Engie: He's usually pretty polite, but can be one of the most brutal out of any of the classes. He's definitely autistic with a special interest in machines. He probably wants to capture one of the mvm robots just to run tests and see if they're sentient. Low-key god complex, like, moreso than medic, he's just super humble about it. He definitely talks to all of his machines. He's 100% a trans man, I can see him as being demisexual.
Sniper: Definitely autistic, he's probably got a shitload of random animal information. Total arachnophobe, but only towards small spiders. Hand him a tarantula and he's fine, but show him a stick covered in baby spiders and he's going to probably kick it as far away from himself as possible and run away. He adores lizards of all kinds, and probably used to lay on the ground watching them all the time as a kid. This man can't use a kitchen for shit, but he manages to make anything he cooks over a fire absolutely delicious, he probably refuses to share though. Probably Asexual. Has a shitty taxidermy rat in his camper that he's unnecessarily proud of, and he probably collects bones. Super into oddities and weird little knick knacks, and he still has all of his baby teeth that he keeps in a little jar on a shelf. Can't run for shit, but could walk for hours if need be. Likes doing arts and crafts, he knits in his free time, and almost always has a sewing kit with him.
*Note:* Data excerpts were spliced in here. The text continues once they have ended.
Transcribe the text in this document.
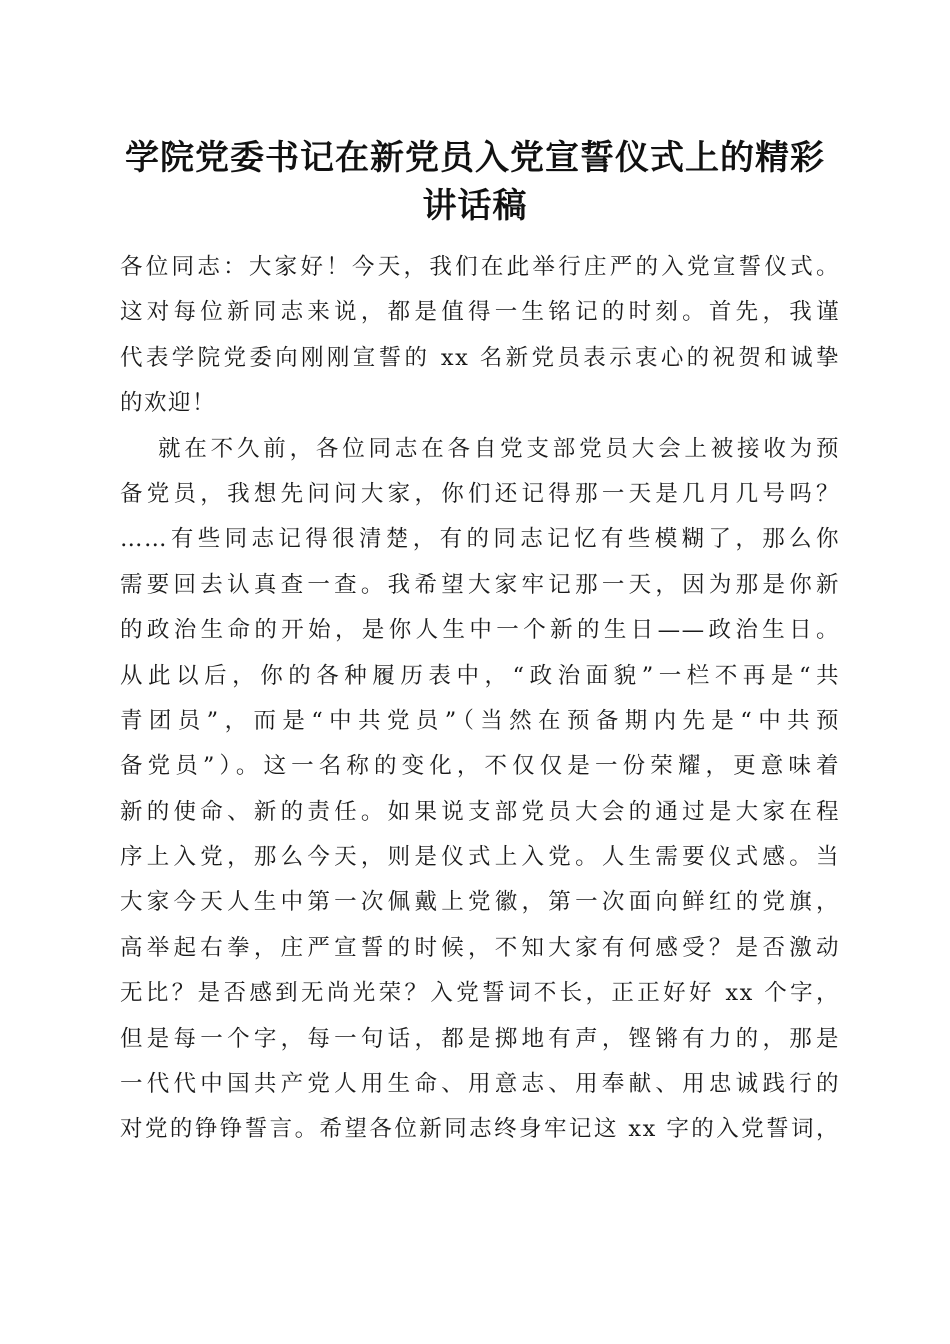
学院党委书记在新党员入党宣誓仪式上的精彩
讲话稿
各位同志：大家好！今天，我们在此举行庄严的入党宣誓仪式。
这对每位新同志来说，都是值得一生铭记的时刻。首先，我谨
代表学院党委向刚刚宣誓的 xx 名新党员表示衷心的祝贺和诚挚
的欢迎！
就在不久前，各位同志在各自党支部党员大会上被接收为预
备党员，我想先问问大家，你们还记得那一天是几月几号吗？
……有些同志记得很清楚，有的同志记忆有些模糊了，那么你
需要回去认真查一查。我希望大家牢记那一天，因为那是你新
的政治生命的开始，是你人生中一个新的生日——政治生日。
从此以后，你的各种履历表中，“政治面貌”一栏不再是“共
青团员”，而是“中共党员”（当然在预备期内先是“中共预
备党员”）。这一名称的变化，不仅仅是一份荣耀，更意味着
新的使命、新的责任。如果说支部党员大会的通过是大家在程
序上入党，那么今天，则是仪式上入党。人生需要仪式感。当
大家今天人生中第一次佩戴上党徽，第一次面向鲜红的党旗，
高举起右拳，庄严宣誓的时候，不知大家有何感受？是否激动
无比？是否感到无尚光荣？入党誓词不长，正正好好 xx 个字，
但是每一个字，每一句话，都是掷地有声，铿锵有力的，那是
一代代中国共产党人用生命、用意志、用奉献、用忠诚践行的
对党的铮铮誓言。希望各位新同志终身牢记这 xx 字的入党誓词，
Medic: Knows a little about every different medical field, he just sort of studied up on whatever piqued his interest. DOES have a PhD in medical science, he just lost his license to legally practice in a hospital or doctor's office. Gay, probably a trans man. Has definitely experimented on himself before, giving himself different deadly diseases and whatnot just to challenge himself to make a cure before he dies. Also autistic. Spoils the fuck out of his birds, and would probably Frankenstein together a human body for Archimedes if he could figure out how.
Spy: Bisexual genderfluid icon. Usually only gets caught because he's being way too much of a cocky showoff. Definitely wears eyeliner and says that it 'helps him see better' when it's bright out, even though it's 100% just a fashion statement. Has a collection of antique cigar boxes and lighters.